The environment is the most valuable resource of human population. The population-environment nexus is critical in the current population development debate with the emergence of climate change as a key development indicator. Climate variability and change affect the livelihood of people, the distribution of the population, health and mortality situation of populations. RIPS has over the years contributed to the socio-demographic and health debates related to climate change in the country. This component provides opportunities for students to understand the theories and contemporary issues related to climate change adaptation and mitigation. The primary goal of this specialised area is to look at impact of climate change on human populations. The Climate Change Resource Centre at the Institute continues to provide information on climate change to the research community and the general public and serves as a resource centre that students can fall on to obtain other supporting materials.

The current and future impact of climate change on human population is critical to the cultural and social wellbeing of human beings and the environment as a whole. The discourse on climate change has gone beyond the physical science perspectives to include its social implications. PECC strives to infuse more social variables into existing models by equipping students to understand, assess and estimate the social implications of climate change on human populations.

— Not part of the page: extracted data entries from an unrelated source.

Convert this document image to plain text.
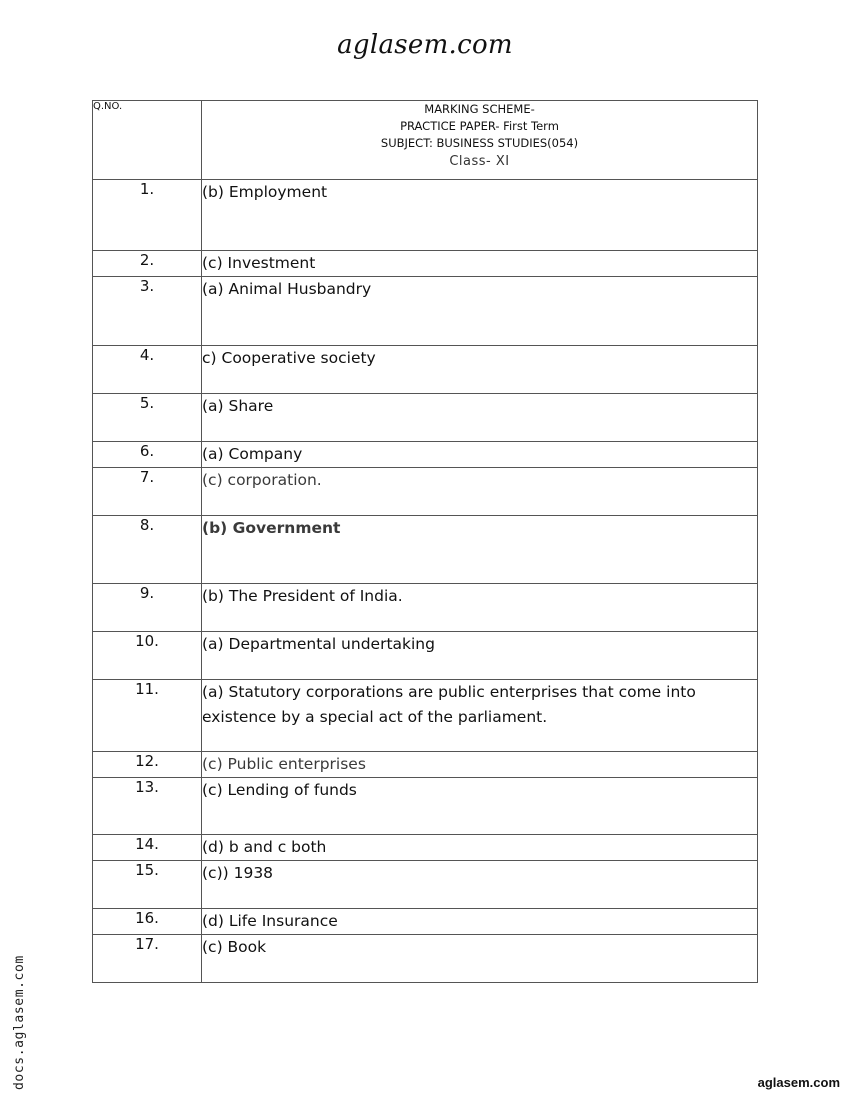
aglasem.com
Q.NO.	MARKING SCHEME-
PRACTICE PAPER- First Term
SUBJECT: BUSINESS STUDIES(054)
Class- XI

1.	(b) Employment
2.	(c) Investment
3.	(a) Animal Husbandry
4.	c) Cooperative society
5.	(a) Share
6.	(a) Company
7.	(c) corporation.
8.	(b) Government
9.	(b) The President of India.
10.	(a) Departmental undertaking
11.	(a) Statutory corporations are public enterprises that come into existence by a special act of the parliament.
12.	(c) Public enterprises
13.	(c) Lending of funds
14.	(d) b and c both
15.	(c)) 1938
16.	(d) Life Insurance
17.	(c) Book
docs.aglasem.com	aglasem.com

Human population is at the centre of the current discourse of climate change and that is the goal of the PECC Unit - ‘making human population the centre of climate change discourse’. The Unit further assists in promoting policies and research to enable developing country practitioners, not only to adapt to the unfolding change, but also to continue to work to mitigate its likely effects on livelihoods of human populations.    

Population and Global Health (PGH)

The 20th century has witnessed a major breakthrough in human health and wellbeing, with the average life expectancy increasing in virtually all populations. Industrialisation, medical technology, economic growth and behaviour change have contributed in part to this improvement in health.  Improved health status has led to delayed mortality across various populations, but increased the burden of chronic diseases and disabilities.  It is often assumed that morbidity and mortality rates move parallel to one another over time, thus a sustained decline in death rates could be taken as a signal of an equivalent decrease in morbidity rates.  In developing countries, including Ghana, this average rise in life expectancy and urbanisation is taking place against the background of poverty, infectious diseases, high fertility rate and economic stagnation, leading to complex pathways of health transition. 

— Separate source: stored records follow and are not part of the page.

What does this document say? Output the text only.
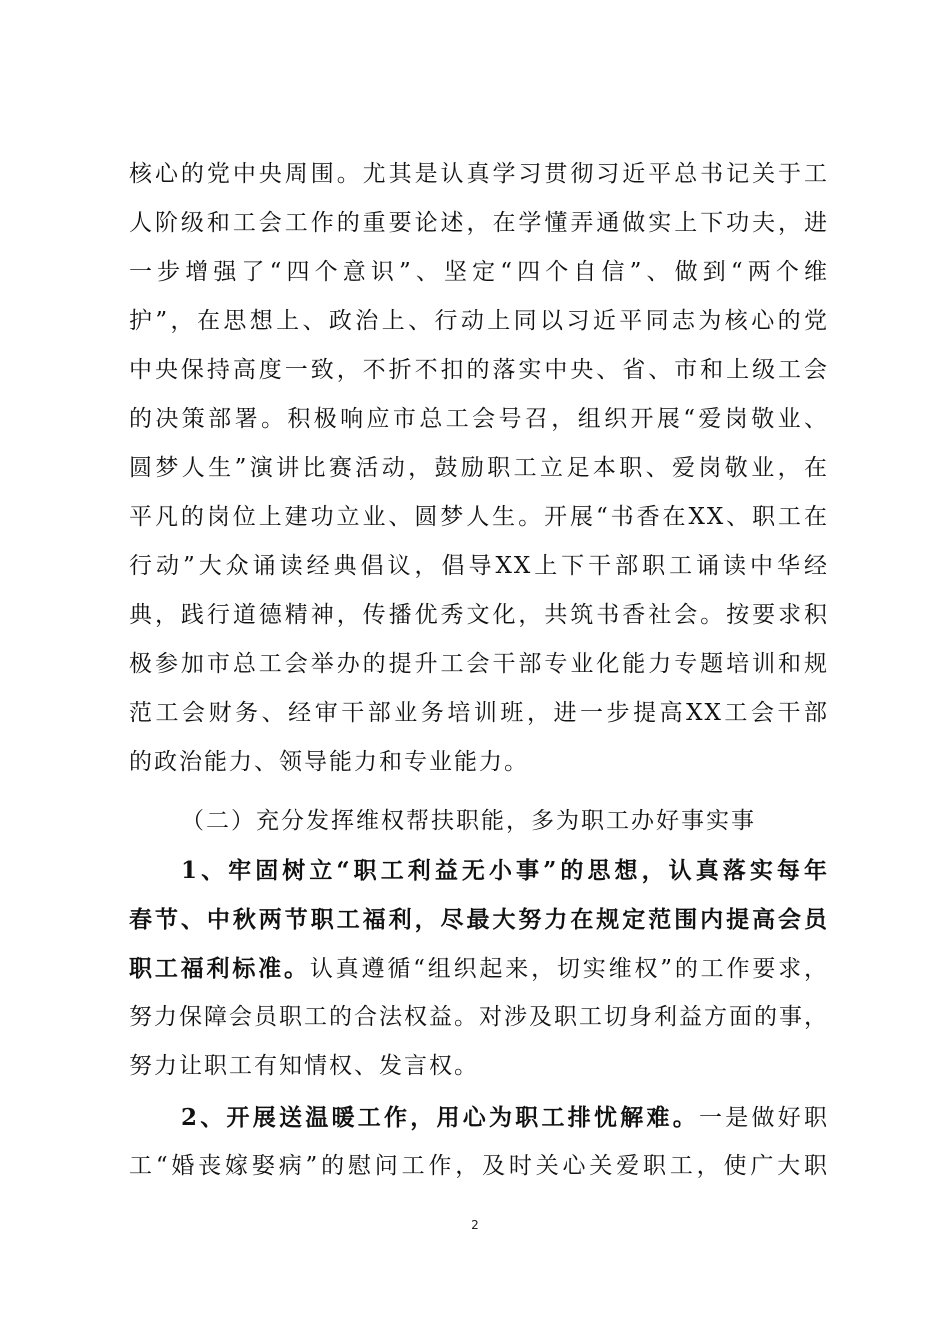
核心的党中央周围。尤其是认真学习贯彻习近平总书记关于工
人阶级和工会工作的重要论述，在学懂弄通做实上下功夫，进
一步增强了“四个意识”、坚定“四个自信”、做到“两个维
护”，在思想上、政治上、行动上同以习近平同志为核心的党
中央保持高度一致，不折不扣的落实中央、省、市和上级工会
的决策部署。积极响应市总工会号召，组织开展“爱岗敬业、
圆梦人生”演讲比赛活动，鼓励职工立足本职、爱岗敬业，在
平凡的岗位上建功立业、圆梦人生。开展“书香在XX、职工在
行动”大众诵读经典倡议，倡导XX上下干部职工诵读中华经
典，践行道德精神，传播优秀文化，共筑书香社会。按要求积
极参加市总工会举办的提升工会干部专业化能力专题培训和规
范工会财务、经审干部业务培训班，进一步提高XX工会干部
的政治能力、领导能力和专业能力。
（二）充分发挥维权帮扶职能，多为职工办好事实事
1、牢固树立“职工利益无小事”的思想，认真落实每年
春节、中秋两节职工福利，尽最大努力在规定范围内提高会员
职工福利标准。认真遵循“组织起来，切实维权”的工作要求，
努力保障会员职工的合法权益。对涉及职工切身利益方面的事，
努力让职工有知情权、发言权。
2、开展送温暖工作，用心为职工排忧解难。一是做好职
工“婚丧嫁娶病”的慰问工作，及时关心关爱职工，使广大职
2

As mortality rates improve, there is now increased desire to understand the impact of morbidity on various population sub-groups. Therefore, there is the need to take a global view of health in order to successfully address local challenges.

The population and global health component of population studies seeks to equip students with a wide range of current and emerging population health issues in both developed and developing countries. The purpose is to train population scientists to adopt various approaches to estimating population health with emphasis on important risk factors and indicators that influence health outcomes of various population sub-groups. Also, to equip students to understand and research into new confronting challenges. Issues such as the double burden of diseases, Ebola, Zika, etc and their interrelationship with human’s productivity, social security, longevity and overall health status of the population.